Thursday, July 16, 2009

All Dogs Considered

Adventures with Ari is hitting the airwaves again. This Saturday morning at 11:30 EST, we'll be appearing on "Dog Talk," NPR's favorite canine call-in show. You can listen live by clicking here or download a podcast once the show had aired. And don't forget: we always love hearing from you on these shows.


Friday, July 10, 2009

Fragaria ananassa

High: 72° F
Low: 54° F
Conditions: Sunny.

I'm not going to lie: it's been a hard-fought summer here in Maine. So hard fought, in fact, that it hasn't seemed much like summer at all. At least, not until late this week. On Thursday, the clouds broke--as if by magic--and the rain abated. Mainers--including those who pride themselves on their staid Yankee reserve--were positively ebullient. Total strangers stopped one another in parking lots and famers markets, just for the sake of celebrating the return of the sun and all those things normally associated with a New England July.

Here at caninaturalist central, those things included a return to our annual agricultural inquiry as well. The subject of our study this week? Fragaria ananassa, or the domestic strawberry. Picking them is big business in our house, where we freeze enough to serve as our main fruit source for the year. We were frankly worried about the effects of the omnipresent rain and cold over the last six weeks. And, in truth, it did delay the season and limit overall yields. Nevertheless, this morning we returned with two full flats of our favorite variety, known in the strawberry world as "sparkle."

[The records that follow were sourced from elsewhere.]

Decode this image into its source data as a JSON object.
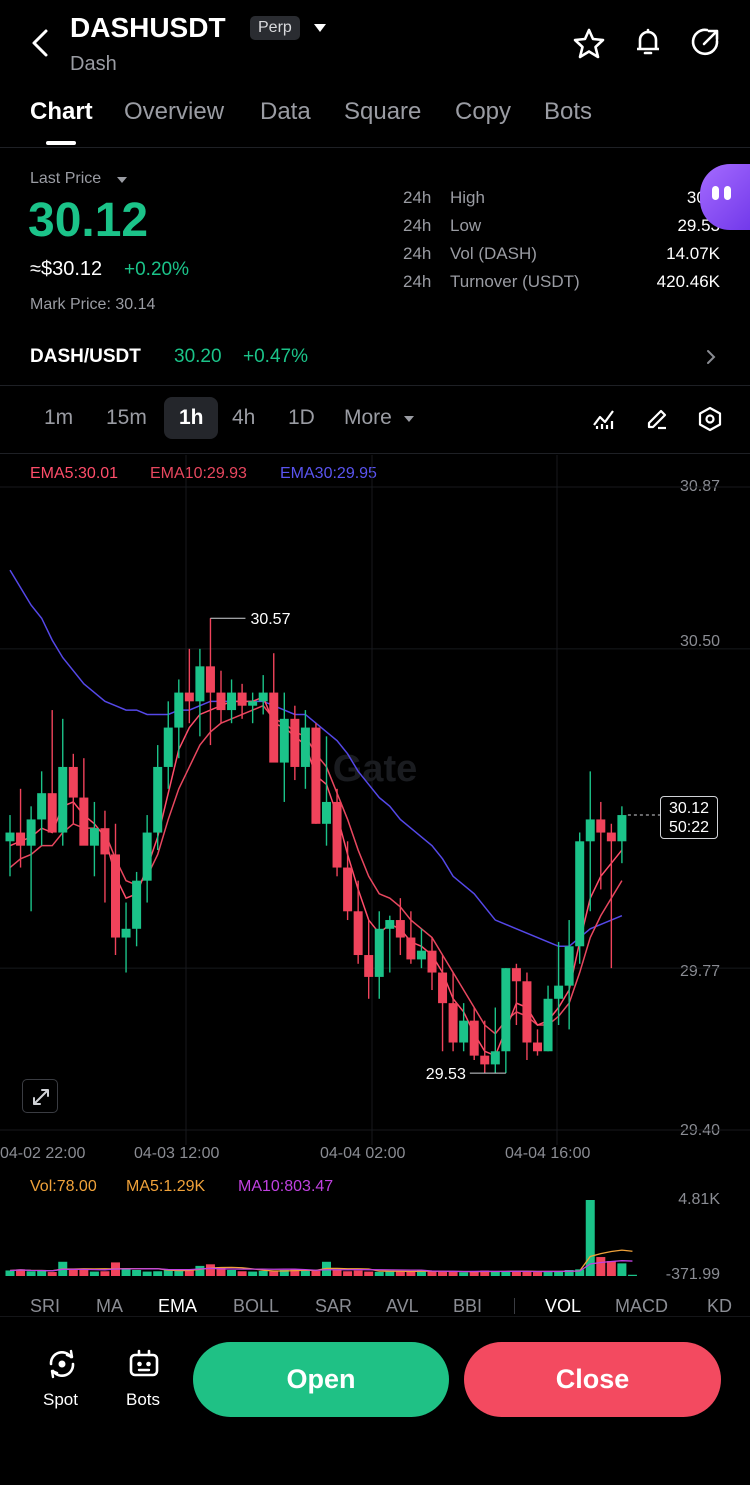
{
  "header": {
    "symbol": "DASHUSDT",
    "badge": "Perp",
    "subtitle": "Dash"
  },
  "tabs": [
    "Chart",
    "Overview",
    "Data",
    "Square",
    "Copy",
    "Bots"
  ],
  "price": {
    "last_price_label": "Last Price",
    "last_price": "30.12",
    "usd_equiv": "≈$30.12",
    "change": "+0.20%",
    "mark_price": "Mark Price: 30.14"
  },
  "stats": [
    {
      "period": "24h",
      "label": "High",
      "value": "30.5"
    },
    {
      "period": "24h",
      "label": "Low",
      "value": "29.53"
    },
    {
      "period": "24h",
      "label": "Vol (DASH)",
      "value": "14.07K"
    },
    {
      "period": "24h",
      "label": "Turnover (USDT)",
      "value": "420.46K"
    }
  ],
  "spot_pair": {
    "pair": "DASH/USDT",
    "price": "30.20",
    "change": "+0.47%"
  },
  "timeframes": [
    "1m",
    "15m",
    "1h",
    "4h",
    "1D",
    "More"
  ],
  "selected_timeframe": "1h",
  "ema": {
    "ema5": "EMA5:30.01",
    "ema10": "EMA10:29.93",
    "ema30": "EMA30:29.95"
  },
  "y_axis": [
    "30.87",
    "30.50",
    "29.77",
    "29.40"
  ],
  "x_axis": [
    "04-02 22:00",
    "04-03 12:00",
    "04-04 02:00",
    "04-04 16:00"
  ],
  "annotations": {
    "high": "30.57",
    "low": "29.53",
    "current_price": "30.12",
    "countdown": "50:22"
  },
  "watermark": "Gate",
  "volume": {
    "vol": "Vol:78.00",
    "ma5": "MA5:1.29K",
    "ma10": "MA10:803.47",
    "axis_top": "4.81K",
    "axis_bottom": "-371.99"
  },
  "indicators": [
    "SRI",
    "MA",
    "EMA",
    "BOLL",
    "SAR",
    "AVL",
    "BBI",
    "VOL",
    "MACD",
    "KD"
  ],
  "bottom_bar": {
    "spot": "Spot",
    "bots": "Bots",
    "open": "Open",
    "close": "Close"
  },
  "colors": {
    "up": "#1bc389",
    "down": "#f0435b",
    "ema5": "#ff4d6a",
    "ema10": "#e8475f",
    "ema30": "#5548e8",
    "vol_ma5": "#f0a23a",
    "vol_ma10": "#c041e0",
    "open_button": "#1fc185",
    "close_button": "#f34a60"
  },
  "candles": [
    {
      "o": 30.06,
      "h": 30.12,
      "l": 29.98,
      "c": 30.08
    },
    {
      "o": 30.08,
      "h": 30.18,
      "l": 30.0,
      "c": 30.05
    },
    {
      "o": 30.05,
      "h": 30.14,
      "l": 29.9,
      "c": 30.11
    },
    {
      "o": 30.11,
      "h": 30.22,
      "l": 30.05,
      "c": 30.17
    },
    {
      "o": 30.17,
      "h": 30.36,
      "l": 30.08,
      "c": 30.08
    },
    {
      "o": 30.08,
      "h": 30.34,
      "l": 30.05,
      "c": 30.23
    },
    {
      "o": 30.23,
      "h": 30.26,
      "l": 30.1,
      "c": 30.16
    },
    {
      "o": 30.16,
      "h": 30.25,
      "l": 30.1,
      "c": 30.05
    },
    {
      "o": 30.05,
      "h": 30.15,
      "l": 29.98,
      "c": 30.09
    },
    {
      "o": 30.09,
      "h": 30.13,
      "l": 29.92,
      "c": 30.03
    },
    {
      "o": 30.03,
      "h": 30.1,
      "l": 29.8,
      "c": 29.84
    },
    {
      "o": 29.84,
      "h": 29.92,
      "l": 29.76,
      "c": 29.86
    },
    {
      "o": 29.86,
      "h": 29.99,
      "l": 29.82,
      "c": 29.97
    },
    {
      "o": 29.97,
      "h": 30.12,
      "l": 29.92,
      "c": 30.08
    },
    {
      "o": 30.08,
      "h": 30.28,
      "l": 30.04,
      "c": 30.23
    },
    {
      "o": 30.23,
      "h": 30.38,
      "l": 30.18,
      "c": 30.32
    },
    {
      "o": 30.32,
      "h": 30.43,
      "l": 30.25,
      "c": 30.4
    },
    {
      "o": 30.4,
      "h": 30.5,
      "l": 30.33,
      "c": 30.38
    },
    {
      "o": 30.38,
      "h": 30.5,
      "l": 30.3,
      "c": 30.46
    },
    {
      "o": 30.46,
      "h": 30.57,
      "l": 30.28,
      "c": 30.4
    },
    {
      "o": 30.4,
      "h": 30.45,
      "l": 30.33,
      "c": 30.36
    },
    {
      "o": 30.36,
      "h": 30.43,
      "l": 30.33,
      "c": 30.4
    },
    {
      "o": 30.4,
      "h": 30.42,
      "l": 30.34,
      "c": 30.37
    },
    {
      "o": 30.37,
      "h": 30.4,
      "l": 30.33,
      "c": 30.38
    },
    {
      "o": 30.38,
      "h": 30.44,
      "l": 30.35,
      "c": 30.4
    },
    {
      "o": 30.4,
      "h": 30.49,
      "l": 30.25,
      "c": 30.24
    },
    {
      "o": 30.24,
      "h": 30.4,
      "l": 30.15,
      "c": 30.34
    },
    {
      "o": 30.34,
      "h": 30.37,
      "l": 30.2,
      "c": 30.23
    },
    {
      "o": 30.23,
      "h": 30.36,
      "l": 30.18,
      "c": 30.32
    },
    {
      "o": 30.32,
      "h": 30.33,
      "l": 30.1,
      "c": 30.1
    },
    {
      "o": 30.1,
      "h": 30.3,
      "l": 30.05,
      "c": 30.15
    },
    {
      "o": 30.15,
      "h": 30.18,
      "l": 29.98,
      "c": 30.0
    },
    {
      "o": 30.0,
      "h": 30.06,
      "l": 29.88,
      "c": 29.9
    },
    {
      "o": 29.9,
      "h": 29.97,
      "l": 29.78,
      "c": 29.8
    },
    {
      "o": 29.8,
      "h": 29.88,
      "l": 29.7,
      "c": 29.75
    },
    {
      "o": 29.75,
      "h": 29.9,
      "l": 29.7,
      "c": 29.86
    },
    {
      "o": 29.86,
      "h": 29.89,
      "l": 29.76,
      "c": 29.88
    },
    {
      "o": 29.88,
      "h": 29.93,
      "l": 29.8,
      "c": 29.84
    },
    {
      "o": 29.84,
      "h": 29.9,
      "l": 29.78,
      "c": 29.79
    },
    {
      "o": 29.79,
      "h": 29.86,
      "l": 29.77,
      "c": 29.81
    },
    {
      "o": 29.81,
      "h": 29.84,
      "l": 29.72,
      "c": 29.76
    },
    {
      "o": 29.76,
      "h": 29.8,
      "l": 29.58,
      "c": 29.69
    },
    {
      "o": 29.69,
      "h": 29.76,
      "l": 29.58,
      "c": 29.6
    },
    {
      "o": 29.6,
      "h": 29.69,
      "l": 29.58,
      "c": 29.65
    },
    {
      "o": 29.65,
      "h": 29.68,
      "l": 29.56,
      "c": 29.57
    },
    {
      "o": 29.57,
      "h": 29.65,
      "l": 29.53,
      "c": 29.55
    },
    {
      "o": 29.55,
      "h": 29.68,
      "l": 29.53,
      "c": 29.58
    },
    {
      "o": 29.58,
      "h": 29.77,
      "l": 29.53,
      "c": 29.77
    },
    {
      "o": 29.77,
      "h": 29.78,
      "l": 29.64,
      "c": 29.74
    },
    {
      "o": 29.74,
      "h": 29.76,
      "l": 29.56,
      "c": 29.6
    },
    {
      "o": 29.6,
      "h": 29.63,
      "l": 29.57,
      "c": 29.58
    },
    {
      "o": 29.58,
      "h": 29.73,
      "l": 29.58,
      "c": 29.7
    },
    {
      "o": 29.7,
      "h": 29.83,
      "l": 29.64,
      "c": 29.73
    },
    {
      "o": 29.73,
      "h": 29.88,
      "l": 29.63,
      "c": 29.82
    },
    {
      "o": 29.82,
      "h": 30.08,
      "l": 29.78,
      "c": 30.06
    },
    {
      "o": 30.06,
      "h": 30.22,
      "l": 29.9,
      "c": 30.11
    },
    {
      "o": 30.11,
      "h": 30.15,
      "l": 29.95,
      "c": 30.08
    },
    {
      "o": 30.08,
      "h": 30.1,
      "l": 29.77,
      "c": 30.06
    },
    {
      "o": 30.06,
      "h": 30.14,
      "l": 30.01,
      "c": 30.12
    }
  ],
  "ema_series": {
    "ema5": [
      30.05,
      30.06,
      30.07,
      30.09,
      30.08,
      30.14,
      30.15,
      30.12,
      30.1,
      30.07,
      29.98,
      29.93,
      29.94,
      30.0,
      30.07,
      30.17,
      30.27,
      30.32,
      30.35,
      30.36,
      30.37,
      30.38,
      30.38,
      30.38,
      30.39,
      30.33,
      30.32,
      30.3,
      30.28,
      30.21,
      30.19,
      30.12,
      30.03,
      29.95,
      29.88,
      29.85,
      29.87,
      29.86,
      29.83,
      29.82,
      29.8,
      29.76,
      29.7,
      29.67,
      29.62,
      29.58,
      29.57,
      29.63,
      29.69,
      29.68,
      29.64,
      29.65,
      29.68,
      29.72,
      29.83,
      29.93,
      29.98,
      30.01,
      30.04
    ],
    "ema10": [
      30.0,
      30.02,
      30.03,
      30.05,
      30.05,
      30.08,
      30.1,
      30.09,
      30.09,
      30.08,
      30.02,
      29.97,
      29.96,
      29.98,
      30.03,
      30.11,
      30.18,
      30.23,
      30.28,
      30.31,
      30.33,
      30.34,
      30.35,
      30.36,
      30.37,
      30.34,
      30.33,
      30.31,
      30.3,
      30.26,
      30.23,
      30.17,
      30.11,
      30.04,
      29.98,
      29.94,
      29.93,
      29.91,
      29.88,
      29.86,
      29.84,
      29.8,
      29.76,
      29.72,
      29.68,
      29.64,
      29.62,
      29.65,
      29.67,
      29.66,
      29.64,
      29.64,
      29.66,
      29.69,
      29.76,
      29.84,
      29.89,
      29.93,
      29.97
    ],
    "ema30": [
      30.68,
      30.64,
      30.6,
      30.57,
      30.52,
      30.48,
      30.45,
      30.42,
      30.4,
      30.38,
      30.37,
      30.36,
      30.36,
      30.35,
      30.35,
      30.35,
      30.36,
      30.36,
      30.37,
      30.38,
      30.38,
      30.38,
      30.38,
      30.38,
      30.38,
      30.37,
      30.36,
      30.35,
      30.35,
      30.33,
      30.31,
      30.29,
      30.26,
      30.22,
      30.19,
      30.16,
      30.14,
      30.11,
      30.09,
      30.07,
      30.05,
      30.02,
      29.98,
      29.96,
      29.94,
      29.91,
      29.88,
      29.87,
      29.86,
      29.85,
      29.84,
      29.83,
      29.82,
      29.82,
      29.84,
      29.86,
      29.87,
      29.88,
      29.89
    ]
  },
  "volumes": [
    350,
    420,
    300,
    320,
    250,
    900,
    420,
    380,
    280,
    300,
    860,
    500,
    380,
    280,
    300,
    420,
    330,
    400,
    640,
    740,
    560,
    380,
    300,
    280,
    320,
    300,
    380,
    420,
    350,
    340,
    900,
    380,
    300,
    350,
    280,
    260,
    320,
    300,
    280,
    350,
    300,
    280,
    260,
    240,
    300,
    350,
    280,
    300,
    320,
    290,
    250,
    300,
    280,
    380,
    420,
    4810,
    1200,
    950,
    800,
    78
  ]
}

Something as simple as a smallish berry is enough to make us giddy this year. So much so that our resident pest, Mouse, couldn't even wait for the berries to be hulled before diving in. Taking the idea of "pick your own" a little too literally, she tried to eat the entire box of berries as soon as they arrived (and by "box" we really do mean BOX):

At the ripe age of three, Ari has learned a certain restraint where culinary matters are concerned. And she's developed a seriously discerning palate at that. As we cleaned and bagged and froze and jammed and canned, she remained aloof, watching the process with the removed interest of a well-worn foodie. It wasn't, in fact, until our last batch of jam was complete and fully set that she was willing to imbibe.

The verdict? Summer has arrived in all its ooey, gooey, syrupy splendor. And thank goodness for that.

Thursday, July 2, 2009

It's a wet, wet world.

High: 66° F
Low: 58° F
Conditions: Continual showers.

The statistic on today’s morning radio said it all: it’s rained 28 out of the last 30 days here in Maine.
Everyone—human and animal alike—is feeling the effects in his or her own way.

Meteorologists and historians are interested as can be. They talk about the unique stalled trough off the coast of New Brunswick that keeps pushing sea air onto the mainland, saturating Maine with omnipresent drizzle and humidity. They note that last month was the third rainiest June on record. It was also one of the coldest, with high temperatures rarely exceeding our normal lows.

The whitewater kayakers in our lives are thrilled, too, since they are able to run hidden creeks and streams normally reserved for winter snowmelt. Probably there are other tiny niches of people—ones with fins and webbed toes, I suspect—who are also happy to be occupying soup that puts even Seattle to shame.

But that doesn’t mean much if you’re a canine naturalist.

Ari is a dog driven by sun: it wakes her in the morning and pushes her outdoors in the evening. Without it, she snoozes in a kind of timeless vacuum. Meal schedules become irrelevant. So too do otherwise precisely timed walks. And why not? The moral imperative for any good caninaturalist is to get outside and observe the world. But, really, that’s only interesting when there’s a world to observe.

Sure, there’s plenty to see outside right now: incredibly lush trees, the first blackeyed susans of the year, armies of slugs and earthworms, those intrepid whitewater paddlers. These sorts of things, though, have never really had the draw other species have had for Ari. This damp and dark has sent everyone retreating for dens and caves--a little bit of cozy dry in an otherwise soggy world.

It's almost as if Ari's favorite creatures—the martins and deer, the squirrels and neighborhood cats—seem to have come to the same conclusion she has: So far, this summer has gone anywhere but to the dogs.